Development of Full-Area Passivating Contacts for Solar Cells Application

The state-of-the-art PERC solar cell is passivated with Al2O3 or H:SiNx.
these dielectrics must be opened locally to extract the generated photo current
by a direct metal-semiconductor contact. These contacts induce a high
density of interface states, known for increasing the surface recombination
velocity and decreasing the solar cell efficiency. To circumvent the direct
metal-semiconductor contact, this thesis investigates a cell concept, which
based on a full-area passivation by Al2O3 or H:SiNx without local openings.

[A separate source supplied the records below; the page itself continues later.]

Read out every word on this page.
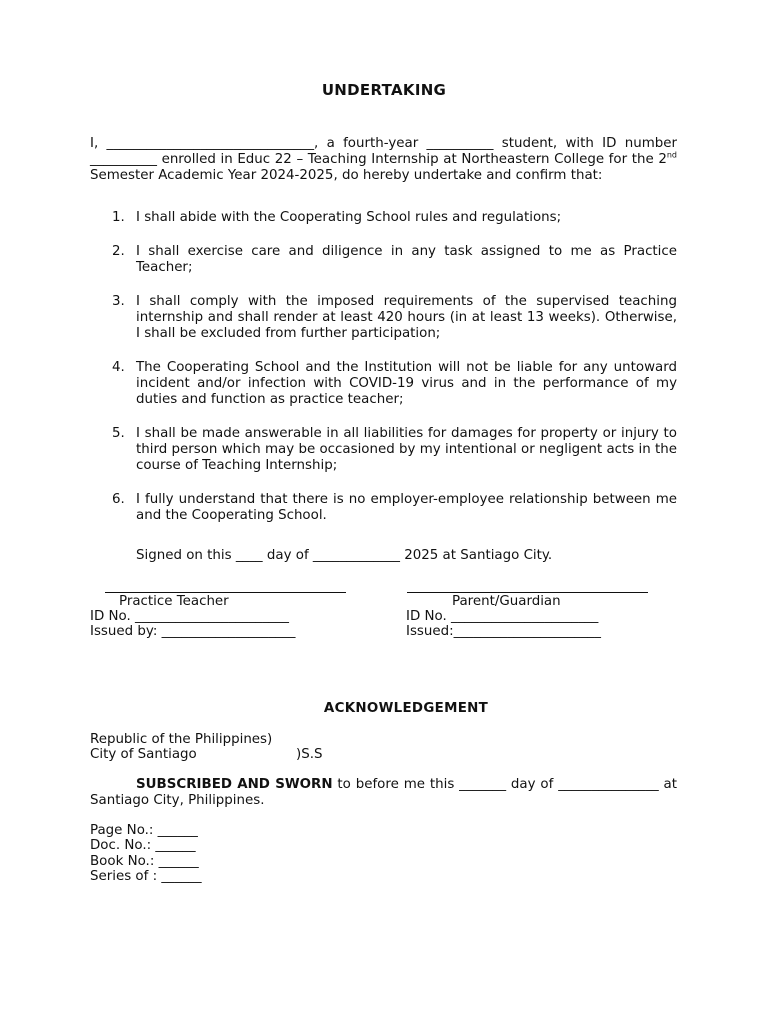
UNDERTAKING
I, _______________________________, a fourth-year __________ student, with ID number __________ enrolled in Educ 22 – Teaching Internship at Northeastern College for the 2nd Semester Academic Year 2024-2025, do hereby undertake and confirm that:
1. I shall abide with the Cooperating School rules and regulations;
2. I shall exercise care and diligence in any task assigned to me as Practice Teacher;
3. I shall comply with the imposed requirements of the supervised teaching internship and shall render at least 420 hours (in at least 13 weeks). Otherwise, I shall be excluded from further participation;
4. The Cooperating School and the Institution will not be liable for any untoward incident and/or infection with COVID-19 virus and in the performance of my duties and function as practice teacher;
5. I shall be made answerable in all liabilities for damages for property or injury to third person which may be occasioned by my intentional or negligent acts in the course of Teaching Internship;
6. I fully understand that there is no employer-employee relationship between me and the Cooperating School.
Signed on this ____ day of _____________ 2025 at Santiago City.
Practice Teacher
ID No. _______________________
Issued by: ____________________
Parent/Guardian
ID No. ______________________
Issued:______________________
ACKNOWLEDGEMENT
Republic of the Philippines)
City of Santiago	)S.S
SUBSCRIBED AND SWORN to before me this _______ day of _______________ at Santiago City, Philippines.
Page No.: ______
Doc. No.: ______
Book No.: ______
Series of : ______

On the one hand, such a passivating and non-conductive dielectric has to
be thin enough to extract the photo current with lowest possible ohmic
losses. On the other hand, the passivation has to suppress the charge carrier
recombination at the Si/dielectric interface as much as possible. With
respect to these criteria, Al2O3 and H:SiNx layers were deposited with optimized
process parameters. In conjunction with these passivation layers,
also a transparent conductive oxide was developed, which enables a certain
carrier selectivity to extract just one type of charge carriers, i.e. electrons or
holes. This study focuses on the development of TiOx as electron-selective
contact and NiO or WOx as contact. The deposited contacts are examined
with respect to their structural, electrical and optical properties. The findings
are used to form an optimized full-area carrier selective contact. Both,
the thin passivation layers and the carrier selective contact, are combined
to form a full-area passivating contact for p-doped as well as for n-doped
Si. The developed full-area contacts exhibit the potential to replace the
typical metal-semiconductor contacts in state-of-the-art PERC solar cells.